Kempson James, Spergel Steven H, Guo Junqing, Quesnelle Claude, Gill Patrice, Belanger Dominique, Dyckman Alaric J, Li Tianle, Watterson Scott H, Langevine Charles M, Das Jagabandhu, Moquin Robert V, Furch Joseph A, Marinier Anne, Dodier Marco, Martel Alain, Nirschl David, Van Kirk Katy, Burke James R, Pattoli Mark A, Gillooly Kathleen, McIntyre Kim W, Chen Laishun, Yang Zheng, Marathe Punit H, Wang-Iverson David, Dodd John H, McKinnon Murray, Barrish Joel C, Pitts William J
Departments of Discovery Chemistry, Discovery Biology, and Metabolism and Pharmacokinetics and Synthesis and Analysis Technology Team, Bristol-Myers Squibb Research and Development, Princeton, New Jersey 08543-4000, USA.

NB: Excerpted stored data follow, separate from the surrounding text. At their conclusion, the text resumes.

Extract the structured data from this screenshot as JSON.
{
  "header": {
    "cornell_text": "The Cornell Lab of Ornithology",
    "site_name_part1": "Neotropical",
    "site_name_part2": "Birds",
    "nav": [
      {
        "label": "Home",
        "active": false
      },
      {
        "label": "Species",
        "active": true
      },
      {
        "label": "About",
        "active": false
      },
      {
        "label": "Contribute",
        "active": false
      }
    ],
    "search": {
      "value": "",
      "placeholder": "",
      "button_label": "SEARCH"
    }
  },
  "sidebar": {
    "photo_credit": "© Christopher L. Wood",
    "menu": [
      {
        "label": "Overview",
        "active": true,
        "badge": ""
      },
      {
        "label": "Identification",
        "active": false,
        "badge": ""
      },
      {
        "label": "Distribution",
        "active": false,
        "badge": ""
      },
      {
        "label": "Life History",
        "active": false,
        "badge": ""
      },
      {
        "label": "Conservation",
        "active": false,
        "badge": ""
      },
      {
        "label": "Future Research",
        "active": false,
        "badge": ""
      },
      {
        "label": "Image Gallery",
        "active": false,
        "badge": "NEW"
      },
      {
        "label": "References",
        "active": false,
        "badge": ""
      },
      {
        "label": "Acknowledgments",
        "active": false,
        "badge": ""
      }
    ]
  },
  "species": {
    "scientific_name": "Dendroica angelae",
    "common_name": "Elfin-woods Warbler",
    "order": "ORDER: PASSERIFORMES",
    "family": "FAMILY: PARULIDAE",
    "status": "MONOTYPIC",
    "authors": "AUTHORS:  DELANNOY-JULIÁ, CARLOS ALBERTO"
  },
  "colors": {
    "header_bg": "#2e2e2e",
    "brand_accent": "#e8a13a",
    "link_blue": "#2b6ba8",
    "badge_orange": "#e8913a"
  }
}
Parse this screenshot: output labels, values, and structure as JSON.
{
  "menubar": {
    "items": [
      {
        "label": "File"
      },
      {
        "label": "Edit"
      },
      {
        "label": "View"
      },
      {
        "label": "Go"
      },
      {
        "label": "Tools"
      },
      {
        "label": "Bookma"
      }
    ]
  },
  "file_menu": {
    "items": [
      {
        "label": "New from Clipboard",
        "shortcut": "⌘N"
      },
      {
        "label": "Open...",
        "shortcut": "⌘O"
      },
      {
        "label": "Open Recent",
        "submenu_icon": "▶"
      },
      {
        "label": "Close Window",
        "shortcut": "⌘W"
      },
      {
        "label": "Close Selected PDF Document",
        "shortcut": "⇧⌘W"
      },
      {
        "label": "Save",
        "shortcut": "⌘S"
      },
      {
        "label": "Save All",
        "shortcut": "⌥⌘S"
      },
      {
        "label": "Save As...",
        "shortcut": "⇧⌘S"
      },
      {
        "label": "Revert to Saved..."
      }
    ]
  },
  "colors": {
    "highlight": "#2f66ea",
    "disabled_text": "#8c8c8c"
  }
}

J Med Chem. 2009 Apr 9;52(7):1994-2005. doi: 10.1021/jm8015816.
The design and synthesis of a novel series of oxazole-, thiazole-, and imidazole-based inhibitors of IkappaB kinase (IKK) are reported. Biological activity was improved compared to the pyrazolopurine lead, and the expedient synthesis of the new tricyclic systems allowed for efficient exploration of structure-activity relationships. This, combined with an iterative rat cassette dosing strategy, was used to identify compounds with improved pharmacokinetic (PK) profiles to advance for in vivo evaluation.
报道了一系列新型基于恶唑、噻唑和咪唑的IkappaB激酶(IKK)抑制剂的设计与合成。与吡唑并嘌呤先导化合物相比,其生物活性得到了提高,并且新三环体系的便捷合成使得能够高效地探索构效关系。这与迭代大鼠灌胃给药策略相结合,用于鉴定具有改善药代动力学(PK)特征的化合物,以推进体内评价。